The popular Halloween experience had an agreement with the local authority that it could operate in the council-owned Old Town Hall, Rutland Street until Sunday night.
However, last week the council asked the short-term business to cease operations after its insurance company declared itself “unsatisfied” with the building during a routine inspection.
The council’s insurer, Irish Public Bodies Insurance, had accordingly withdrawn public liability cover.
But Scare Factory operator, Dave Ryan, said he was fully covered under his own insurance policy.
“The council have their own issues with their own insurance companies and they asked me to close down because of this. I am fully insured on my own side and there are no issues no my side,” said Mr Ryan.
The council cut power to the Old Town Hall after notifying the company to stop operating immediately. Consequently, the Scare Factory was run on generators and continued operating until the originally agreed date.
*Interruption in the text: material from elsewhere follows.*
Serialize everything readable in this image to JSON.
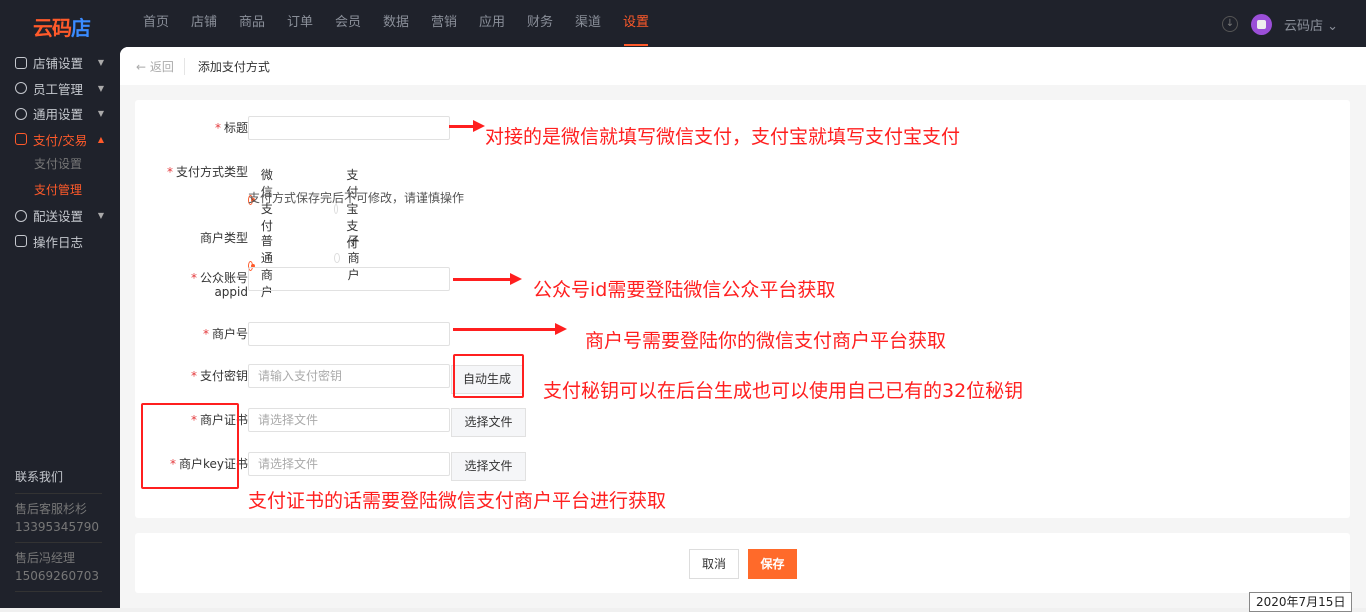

A spokesperson for council said they permitted the operator of the Scare Factory to hold the Halloween event on a no-fee basis and a fire safety management strategy was agreed between the operator and the local authority as part of the agreement.
“The council’s insurers formed an opinion, following a routine inspection of the property, that the building was unsuitable for this type of event,” said the spokesperson.
“As a consequence, the council notified the operator to cease operations with immediate effect.”
Thirty actors were employed by the Scare Factory, which operated in a walk through haunted house fashion. It proved hugely popular with the public with wait times of up to three hours for those who had not pre-ordered tickets, according to some social media sites.